The keyword extraction step comprises: performing keyword extraction on personal resume data input by a user and acquired enterprise data of the recommended enterprise through a TF-IDF algorithm to form a personal resume keyword vector and an enterprise data keyword vector;
the personal resume reorganization step comprises the following steps: and calculating the similarity between the personal resume keyword vectors and the keywords in the enterprise data keyword vectors, sequencing the enterprises from large to small according to the similarity, outputting a sequencing list of the enterprises, recombining the personal resume data input by the user according to the enterprise data keywords of each recommended enterprise, and recommending the personal resume data to the enterprise.
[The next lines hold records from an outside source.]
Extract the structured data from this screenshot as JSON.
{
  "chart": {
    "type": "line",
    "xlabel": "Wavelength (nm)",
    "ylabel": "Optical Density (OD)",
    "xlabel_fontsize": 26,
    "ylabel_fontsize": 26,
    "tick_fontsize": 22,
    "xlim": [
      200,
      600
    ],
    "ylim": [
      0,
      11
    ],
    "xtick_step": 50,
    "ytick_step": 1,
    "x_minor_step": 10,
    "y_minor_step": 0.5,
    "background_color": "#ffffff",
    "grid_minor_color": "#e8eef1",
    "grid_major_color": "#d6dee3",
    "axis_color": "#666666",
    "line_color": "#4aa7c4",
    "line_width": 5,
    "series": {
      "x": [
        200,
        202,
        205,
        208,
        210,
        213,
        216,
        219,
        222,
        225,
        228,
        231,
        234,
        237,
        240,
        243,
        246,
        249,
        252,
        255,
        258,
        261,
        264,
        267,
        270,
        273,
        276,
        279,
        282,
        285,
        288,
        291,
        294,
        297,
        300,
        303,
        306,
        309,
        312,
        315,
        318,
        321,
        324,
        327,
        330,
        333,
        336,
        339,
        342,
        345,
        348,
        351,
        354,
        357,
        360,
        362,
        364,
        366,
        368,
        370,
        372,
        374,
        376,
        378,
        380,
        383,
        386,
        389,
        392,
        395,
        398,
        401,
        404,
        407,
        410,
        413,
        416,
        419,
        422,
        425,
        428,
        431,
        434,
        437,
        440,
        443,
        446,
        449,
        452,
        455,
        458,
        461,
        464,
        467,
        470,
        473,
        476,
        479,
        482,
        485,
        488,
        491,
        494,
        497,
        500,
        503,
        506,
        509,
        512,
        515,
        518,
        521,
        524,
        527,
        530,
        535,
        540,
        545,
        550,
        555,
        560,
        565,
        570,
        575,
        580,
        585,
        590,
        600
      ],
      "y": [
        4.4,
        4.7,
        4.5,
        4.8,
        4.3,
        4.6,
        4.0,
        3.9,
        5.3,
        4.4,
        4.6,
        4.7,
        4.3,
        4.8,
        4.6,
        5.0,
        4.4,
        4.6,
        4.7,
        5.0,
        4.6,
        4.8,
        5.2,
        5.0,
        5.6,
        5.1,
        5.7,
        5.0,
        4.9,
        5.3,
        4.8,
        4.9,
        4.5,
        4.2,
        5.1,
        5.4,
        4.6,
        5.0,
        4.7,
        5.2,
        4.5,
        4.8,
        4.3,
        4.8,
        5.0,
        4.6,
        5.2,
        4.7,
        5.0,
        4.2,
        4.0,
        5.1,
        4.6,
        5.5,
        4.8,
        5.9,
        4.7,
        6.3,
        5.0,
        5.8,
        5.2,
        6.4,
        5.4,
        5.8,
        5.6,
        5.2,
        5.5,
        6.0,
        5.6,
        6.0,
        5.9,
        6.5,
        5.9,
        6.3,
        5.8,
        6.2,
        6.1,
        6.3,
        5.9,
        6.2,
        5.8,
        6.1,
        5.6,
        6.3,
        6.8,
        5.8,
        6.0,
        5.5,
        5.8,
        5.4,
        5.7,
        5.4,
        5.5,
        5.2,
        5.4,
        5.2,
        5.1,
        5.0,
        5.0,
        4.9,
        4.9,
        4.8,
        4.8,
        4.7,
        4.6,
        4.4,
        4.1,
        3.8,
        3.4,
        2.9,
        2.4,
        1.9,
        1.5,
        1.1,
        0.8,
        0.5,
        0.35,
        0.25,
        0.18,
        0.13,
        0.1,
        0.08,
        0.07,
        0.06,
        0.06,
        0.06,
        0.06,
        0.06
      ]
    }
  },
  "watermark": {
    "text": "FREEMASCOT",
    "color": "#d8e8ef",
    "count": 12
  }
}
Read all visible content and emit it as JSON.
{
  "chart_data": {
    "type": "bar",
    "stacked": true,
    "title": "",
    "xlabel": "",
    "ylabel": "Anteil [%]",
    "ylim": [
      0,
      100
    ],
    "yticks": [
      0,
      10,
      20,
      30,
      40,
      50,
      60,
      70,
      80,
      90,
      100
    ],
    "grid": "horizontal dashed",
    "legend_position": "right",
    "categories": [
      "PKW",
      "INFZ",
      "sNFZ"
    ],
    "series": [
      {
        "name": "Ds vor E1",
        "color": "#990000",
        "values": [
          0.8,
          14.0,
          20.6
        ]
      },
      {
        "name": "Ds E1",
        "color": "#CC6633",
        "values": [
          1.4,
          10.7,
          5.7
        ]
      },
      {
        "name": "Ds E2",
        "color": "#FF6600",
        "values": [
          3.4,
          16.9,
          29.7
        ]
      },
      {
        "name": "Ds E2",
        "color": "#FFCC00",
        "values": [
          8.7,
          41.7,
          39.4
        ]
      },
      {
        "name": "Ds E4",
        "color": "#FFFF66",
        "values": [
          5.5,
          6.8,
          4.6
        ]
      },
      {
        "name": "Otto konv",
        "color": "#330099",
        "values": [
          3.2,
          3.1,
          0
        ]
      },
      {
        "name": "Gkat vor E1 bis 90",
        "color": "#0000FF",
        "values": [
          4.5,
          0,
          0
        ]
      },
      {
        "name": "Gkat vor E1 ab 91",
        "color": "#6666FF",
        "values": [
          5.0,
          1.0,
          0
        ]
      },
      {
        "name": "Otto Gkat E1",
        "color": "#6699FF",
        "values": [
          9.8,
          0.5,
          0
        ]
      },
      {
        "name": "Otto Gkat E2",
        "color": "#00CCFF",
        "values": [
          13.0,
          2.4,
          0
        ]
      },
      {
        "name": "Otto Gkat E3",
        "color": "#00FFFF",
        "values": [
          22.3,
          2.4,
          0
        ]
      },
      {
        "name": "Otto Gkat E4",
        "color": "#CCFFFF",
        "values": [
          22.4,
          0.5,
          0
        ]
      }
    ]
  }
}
It should be noted that: the similarity between the personal resume keyword vector and the keywords in each recommended enterprise data keyword vector is calculated by adopting the Euclidean distance, the personal resume keyword vector and all words (non-repeated) in the selected enterprise data keyword vector form a vector, the word frequency of the ith word in the personal resume keyword vector is taken as xi, the word frequency in the selected enterprise data keyword vector is taken as yi, and the Euclidean distance is calculated by adopting the following formula:
if the Euclidean distance is small, the similarity between the personal resume keyword vector and the keywords in the enterprise data keyword vector of the enterprise is large;
preferably, the TF-IDF algorithm of the keyword extraction step calculates TF-IDF values one by one for words appearing in enterprise data of the user personal resume and the recommended enterprise, and performs sorting from large to small according to the calculated TF-IDF values to form a keyword vector. Specifically, the keyword extraction is realized by adopting the keyword extraction function of the jiebaR software package.
As shown in fig. 3, preferably, the unit composition structure of the personal resume standard template is: the education background filling unit and the employment experience filling unit or other data filling units. The education background filling unit is used for collecting education background data of graduation schools and academic specialties of the users, and the employment experience filling unit is used for collecting work histories of the users, including position data and work content data of work.
As shown in fig. 4, preferably, the enterprise data collected from the internet for the relevant enterprise includes industry competition data of the industry to which the enterprise belongs, product and service data of the enterprise, background data of core personnel of the enterprise, and recruitment data of the enterprise.
The above disclosure is only for the purpose of illustrating the preferred embodiments of the present invention and should not be taken as limiting the scope of the present invention.